In 1918, Parliament passed the Representation of the People Act—a pivotal piece of legislation that granted certain women the right to vote. To commemorate this important centenary, the University of Cambridge Library will exhibit a selection of recently rediscovered women’s suffrage posters that have not be on view in 100 years.
The one-of-a-kind collection of posters dates back to 1910, when they were sent to the library by Dr. Marion Phillips—a pioneer of the Women’s Suffrage Movement—in a brown paper-wrapped parcel. Each poster is unique, detailing different arguments and combating political issues that hindered women’s rights. Some—like the “public meeting” notice—were intended to be posted locally, while others were created for nation-wide campaigns. Similarly, they range from highly illustrative to purely typographic, showcasing the role of graphic design in early activist art.

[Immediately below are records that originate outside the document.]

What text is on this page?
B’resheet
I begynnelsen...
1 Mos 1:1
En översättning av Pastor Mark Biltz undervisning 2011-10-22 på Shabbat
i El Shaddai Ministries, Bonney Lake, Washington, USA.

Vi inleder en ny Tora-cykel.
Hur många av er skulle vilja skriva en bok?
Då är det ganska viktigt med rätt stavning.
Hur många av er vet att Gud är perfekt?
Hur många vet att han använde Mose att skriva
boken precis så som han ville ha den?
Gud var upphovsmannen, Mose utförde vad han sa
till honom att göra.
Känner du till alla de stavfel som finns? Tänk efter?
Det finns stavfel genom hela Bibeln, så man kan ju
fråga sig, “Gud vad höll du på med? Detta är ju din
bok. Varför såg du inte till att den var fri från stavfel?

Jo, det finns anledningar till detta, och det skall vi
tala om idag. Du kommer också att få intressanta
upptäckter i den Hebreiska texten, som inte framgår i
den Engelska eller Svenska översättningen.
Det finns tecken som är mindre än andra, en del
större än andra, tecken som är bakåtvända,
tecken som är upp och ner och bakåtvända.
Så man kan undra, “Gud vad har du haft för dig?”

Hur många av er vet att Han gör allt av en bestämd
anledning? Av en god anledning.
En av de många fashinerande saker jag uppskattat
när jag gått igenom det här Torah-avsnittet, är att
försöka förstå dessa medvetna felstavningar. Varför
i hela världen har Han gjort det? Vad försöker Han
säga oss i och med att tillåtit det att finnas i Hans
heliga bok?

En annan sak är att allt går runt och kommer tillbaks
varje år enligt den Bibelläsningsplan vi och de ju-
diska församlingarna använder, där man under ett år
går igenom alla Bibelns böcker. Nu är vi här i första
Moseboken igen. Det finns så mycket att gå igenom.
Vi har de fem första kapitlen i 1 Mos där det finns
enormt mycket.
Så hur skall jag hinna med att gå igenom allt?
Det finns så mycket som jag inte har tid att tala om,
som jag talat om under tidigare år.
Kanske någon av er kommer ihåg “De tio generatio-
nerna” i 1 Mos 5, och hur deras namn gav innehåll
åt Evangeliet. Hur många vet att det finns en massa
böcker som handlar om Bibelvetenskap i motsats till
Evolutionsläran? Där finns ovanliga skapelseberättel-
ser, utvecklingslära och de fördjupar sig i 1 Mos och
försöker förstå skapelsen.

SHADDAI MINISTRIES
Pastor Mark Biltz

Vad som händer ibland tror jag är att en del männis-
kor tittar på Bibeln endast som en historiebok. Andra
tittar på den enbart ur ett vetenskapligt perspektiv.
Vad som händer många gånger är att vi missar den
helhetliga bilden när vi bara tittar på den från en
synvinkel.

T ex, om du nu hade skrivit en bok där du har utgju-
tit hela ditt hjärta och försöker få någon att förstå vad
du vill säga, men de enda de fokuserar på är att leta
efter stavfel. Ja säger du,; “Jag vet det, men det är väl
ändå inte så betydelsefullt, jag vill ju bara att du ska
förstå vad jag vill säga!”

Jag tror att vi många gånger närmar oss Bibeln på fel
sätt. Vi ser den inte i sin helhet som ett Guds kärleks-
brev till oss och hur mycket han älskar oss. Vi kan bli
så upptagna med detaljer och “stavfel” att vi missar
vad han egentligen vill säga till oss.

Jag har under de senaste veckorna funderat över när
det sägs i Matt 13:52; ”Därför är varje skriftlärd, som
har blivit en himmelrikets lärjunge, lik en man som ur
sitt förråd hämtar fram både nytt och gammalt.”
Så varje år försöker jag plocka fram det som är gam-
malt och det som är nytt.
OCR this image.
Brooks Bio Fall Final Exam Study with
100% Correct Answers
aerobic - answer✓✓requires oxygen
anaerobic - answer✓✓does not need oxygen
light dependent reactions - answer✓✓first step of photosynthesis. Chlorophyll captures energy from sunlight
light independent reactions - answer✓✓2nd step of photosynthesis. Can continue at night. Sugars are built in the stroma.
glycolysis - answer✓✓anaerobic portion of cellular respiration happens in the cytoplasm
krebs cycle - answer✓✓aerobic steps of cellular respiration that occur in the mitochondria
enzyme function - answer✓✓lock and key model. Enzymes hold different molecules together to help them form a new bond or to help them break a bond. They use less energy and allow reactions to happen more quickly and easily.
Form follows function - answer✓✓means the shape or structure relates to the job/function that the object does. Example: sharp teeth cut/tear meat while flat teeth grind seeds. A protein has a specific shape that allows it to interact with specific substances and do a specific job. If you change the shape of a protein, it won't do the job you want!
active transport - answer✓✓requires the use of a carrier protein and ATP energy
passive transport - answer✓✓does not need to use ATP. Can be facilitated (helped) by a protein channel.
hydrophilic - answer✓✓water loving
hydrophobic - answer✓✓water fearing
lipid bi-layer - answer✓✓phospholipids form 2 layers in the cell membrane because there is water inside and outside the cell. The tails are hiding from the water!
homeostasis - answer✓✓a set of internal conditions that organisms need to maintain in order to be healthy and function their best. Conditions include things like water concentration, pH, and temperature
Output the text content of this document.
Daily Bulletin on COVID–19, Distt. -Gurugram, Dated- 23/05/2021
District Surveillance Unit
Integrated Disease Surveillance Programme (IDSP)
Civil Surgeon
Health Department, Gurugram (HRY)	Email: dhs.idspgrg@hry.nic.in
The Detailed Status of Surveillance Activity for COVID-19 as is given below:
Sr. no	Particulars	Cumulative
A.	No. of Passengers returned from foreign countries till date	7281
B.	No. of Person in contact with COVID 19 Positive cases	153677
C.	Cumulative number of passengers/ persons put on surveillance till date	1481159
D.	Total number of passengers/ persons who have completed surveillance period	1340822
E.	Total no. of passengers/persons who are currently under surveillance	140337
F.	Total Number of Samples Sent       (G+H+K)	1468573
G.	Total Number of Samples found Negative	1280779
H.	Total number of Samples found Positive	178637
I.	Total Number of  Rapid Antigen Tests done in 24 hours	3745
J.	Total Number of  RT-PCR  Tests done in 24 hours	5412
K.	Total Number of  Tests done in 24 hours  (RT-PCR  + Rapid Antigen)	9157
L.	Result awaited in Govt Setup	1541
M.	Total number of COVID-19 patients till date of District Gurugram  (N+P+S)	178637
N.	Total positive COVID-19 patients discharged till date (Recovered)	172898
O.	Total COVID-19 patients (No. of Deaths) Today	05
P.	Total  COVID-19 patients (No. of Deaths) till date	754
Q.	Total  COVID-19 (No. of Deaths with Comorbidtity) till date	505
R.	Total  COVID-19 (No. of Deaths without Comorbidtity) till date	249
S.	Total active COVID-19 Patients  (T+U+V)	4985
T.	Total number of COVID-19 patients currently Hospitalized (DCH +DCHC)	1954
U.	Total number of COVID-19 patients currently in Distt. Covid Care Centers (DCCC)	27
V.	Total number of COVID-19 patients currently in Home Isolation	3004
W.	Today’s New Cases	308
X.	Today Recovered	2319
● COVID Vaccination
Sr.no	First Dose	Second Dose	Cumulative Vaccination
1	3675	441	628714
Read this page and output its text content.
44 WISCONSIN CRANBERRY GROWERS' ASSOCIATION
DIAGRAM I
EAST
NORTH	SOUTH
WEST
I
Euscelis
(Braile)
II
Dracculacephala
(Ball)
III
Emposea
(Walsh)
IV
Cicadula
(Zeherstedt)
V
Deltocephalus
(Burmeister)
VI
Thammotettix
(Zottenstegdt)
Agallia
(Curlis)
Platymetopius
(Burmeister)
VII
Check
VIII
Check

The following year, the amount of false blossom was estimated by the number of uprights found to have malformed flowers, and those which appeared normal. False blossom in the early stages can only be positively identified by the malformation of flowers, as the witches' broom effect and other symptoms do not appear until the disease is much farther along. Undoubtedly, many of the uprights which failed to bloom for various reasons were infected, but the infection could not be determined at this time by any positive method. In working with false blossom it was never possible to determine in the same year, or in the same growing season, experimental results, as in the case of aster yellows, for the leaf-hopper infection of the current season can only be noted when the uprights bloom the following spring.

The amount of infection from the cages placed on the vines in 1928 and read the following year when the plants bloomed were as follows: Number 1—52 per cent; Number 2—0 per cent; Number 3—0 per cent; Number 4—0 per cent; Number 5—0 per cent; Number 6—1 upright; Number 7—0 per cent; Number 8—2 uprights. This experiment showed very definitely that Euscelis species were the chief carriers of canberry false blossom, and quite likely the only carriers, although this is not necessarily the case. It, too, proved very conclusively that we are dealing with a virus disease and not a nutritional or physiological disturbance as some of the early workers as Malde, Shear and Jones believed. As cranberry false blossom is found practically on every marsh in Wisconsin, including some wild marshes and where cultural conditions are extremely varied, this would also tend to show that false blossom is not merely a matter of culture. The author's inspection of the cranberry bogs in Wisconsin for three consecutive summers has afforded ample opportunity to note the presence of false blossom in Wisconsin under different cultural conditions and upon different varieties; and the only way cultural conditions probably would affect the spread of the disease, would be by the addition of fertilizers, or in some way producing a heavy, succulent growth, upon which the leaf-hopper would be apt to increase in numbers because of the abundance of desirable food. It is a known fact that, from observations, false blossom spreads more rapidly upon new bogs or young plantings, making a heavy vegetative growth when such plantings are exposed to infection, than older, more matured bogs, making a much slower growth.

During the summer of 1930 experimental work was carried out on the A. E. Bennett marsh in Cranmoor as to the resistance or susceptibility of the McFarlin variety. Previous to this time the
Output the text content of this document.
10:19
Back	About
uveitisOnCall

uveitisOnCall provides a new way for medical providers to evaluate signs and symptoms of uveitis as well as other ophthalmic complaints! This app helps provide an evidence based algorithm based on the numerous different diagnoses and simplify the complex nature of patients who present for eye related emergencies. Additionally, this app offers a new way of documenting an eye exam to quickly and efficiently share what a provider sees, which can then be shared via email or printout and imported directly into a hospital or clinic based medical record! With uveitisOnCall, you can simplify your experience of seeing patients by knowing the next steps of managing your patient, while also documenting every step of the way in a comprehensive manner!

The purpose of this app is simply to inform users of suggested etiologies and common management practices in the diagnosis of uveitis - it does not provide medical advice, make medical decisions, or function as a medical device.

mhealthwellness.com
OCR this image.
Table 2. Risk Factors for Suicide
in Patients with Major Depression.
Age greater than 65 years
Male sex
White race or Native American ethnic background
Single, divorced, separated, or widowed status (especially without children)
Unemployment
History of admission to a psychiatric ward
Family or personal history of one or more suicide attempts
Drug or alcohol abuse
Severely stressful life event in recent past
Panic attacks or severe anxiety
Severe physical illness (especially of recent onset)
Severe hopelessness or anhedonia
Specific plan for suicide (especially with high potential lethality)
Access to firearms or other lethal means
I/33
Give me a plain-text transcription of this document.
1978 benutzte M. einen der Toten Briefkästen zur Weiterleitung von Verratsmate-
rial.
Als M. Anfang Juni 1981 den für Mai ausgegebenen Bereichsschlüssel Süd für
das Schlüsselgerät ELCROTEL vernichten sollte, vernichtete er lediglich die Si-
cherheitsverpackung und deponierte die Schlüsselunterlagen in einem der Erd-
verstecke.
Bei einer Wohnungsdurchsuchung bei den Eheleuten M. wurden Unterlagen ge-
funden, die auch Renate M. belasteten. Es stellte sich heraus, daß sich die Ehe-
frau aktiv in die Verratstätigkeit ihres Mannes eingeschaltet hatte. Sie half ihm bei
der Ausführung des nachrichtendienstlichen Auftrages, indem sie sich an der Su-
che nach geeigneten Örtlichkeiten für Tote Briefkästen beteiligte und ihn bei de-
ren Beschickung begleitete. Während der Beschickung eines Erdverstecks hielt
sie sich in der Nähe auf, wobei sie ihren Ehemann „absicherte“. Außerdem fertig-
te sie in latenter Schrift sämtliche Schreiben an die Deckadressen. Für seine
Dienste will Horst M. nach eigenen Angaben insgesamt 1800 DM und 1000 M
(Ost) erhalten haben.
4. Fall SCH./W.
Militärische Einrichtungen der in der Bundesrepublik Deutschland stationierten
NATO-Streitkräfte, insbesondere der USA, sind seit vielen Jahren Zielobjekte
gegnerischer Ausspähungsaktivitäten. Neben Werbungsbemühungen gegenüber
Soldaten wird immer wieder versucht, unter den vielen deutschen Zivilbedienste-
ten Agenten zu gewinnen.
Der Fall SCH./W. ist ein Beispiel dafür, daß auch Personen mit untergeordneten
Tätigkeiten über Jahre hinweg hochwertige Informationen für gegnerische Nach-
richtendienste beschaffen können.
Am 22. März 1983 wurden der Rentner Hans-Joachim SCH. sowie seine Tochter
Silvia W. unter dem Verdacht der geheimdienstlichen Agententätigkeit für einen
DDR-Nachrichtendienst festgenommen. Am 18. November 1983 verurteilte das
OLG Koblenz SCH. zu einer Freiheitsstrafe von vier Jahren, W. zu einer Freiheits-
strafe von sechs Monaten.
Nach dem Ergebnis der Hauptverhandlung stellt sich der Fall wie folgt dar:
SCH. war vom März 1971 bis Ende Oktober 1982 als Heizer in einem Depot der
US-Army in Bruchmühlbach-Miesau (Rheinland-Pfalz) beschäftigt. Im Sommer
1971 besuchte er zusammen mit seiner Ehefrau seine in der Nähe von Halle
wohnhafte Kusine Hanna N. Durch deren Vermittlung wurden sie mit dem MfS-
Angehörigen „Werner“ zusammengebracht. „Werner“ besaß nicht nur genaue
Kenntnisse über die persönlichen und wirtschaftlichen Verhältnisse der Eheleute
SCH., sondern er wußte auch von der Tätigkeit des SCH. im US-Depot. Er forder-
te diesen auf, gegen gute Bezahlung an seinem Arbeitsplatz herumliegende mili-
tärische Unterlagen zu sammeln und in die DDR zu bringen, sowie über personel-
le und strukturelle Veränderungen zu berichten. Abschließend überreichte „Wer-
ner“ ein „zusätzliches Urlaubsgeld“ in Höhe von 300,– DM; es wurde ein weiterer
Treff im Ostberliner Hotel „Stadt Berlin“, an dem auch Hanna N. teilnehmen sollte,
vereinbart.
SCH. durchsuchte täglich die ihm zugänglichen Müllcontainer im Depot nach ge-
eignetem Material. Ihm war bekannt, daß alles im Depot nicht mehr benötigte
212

While it is not known why Phillips decided to send the ephemera to the library, the institution’s decision to save and store the posters proves that they were valued—an unusual attitude at the time. Though treasured today, protest signs of the period were typically viewed as ephemera.
“These posters are fantastic examples of the suffrage publicity machine of the early twentieth century,” Chris Burgess, exhibitions officer at the Library, explains. “They were created to be plastered on walls, torn down by weather or political opponents, so it is highly unusual for this material to be safely stored for over a hundred years.” Fortunately, the library did just that, preserving an important piece of the Women’s Suffrage Movement.
Until March 31, 2018, a selection of these rare and riveting posters will be on display in The University of Cambridge Library.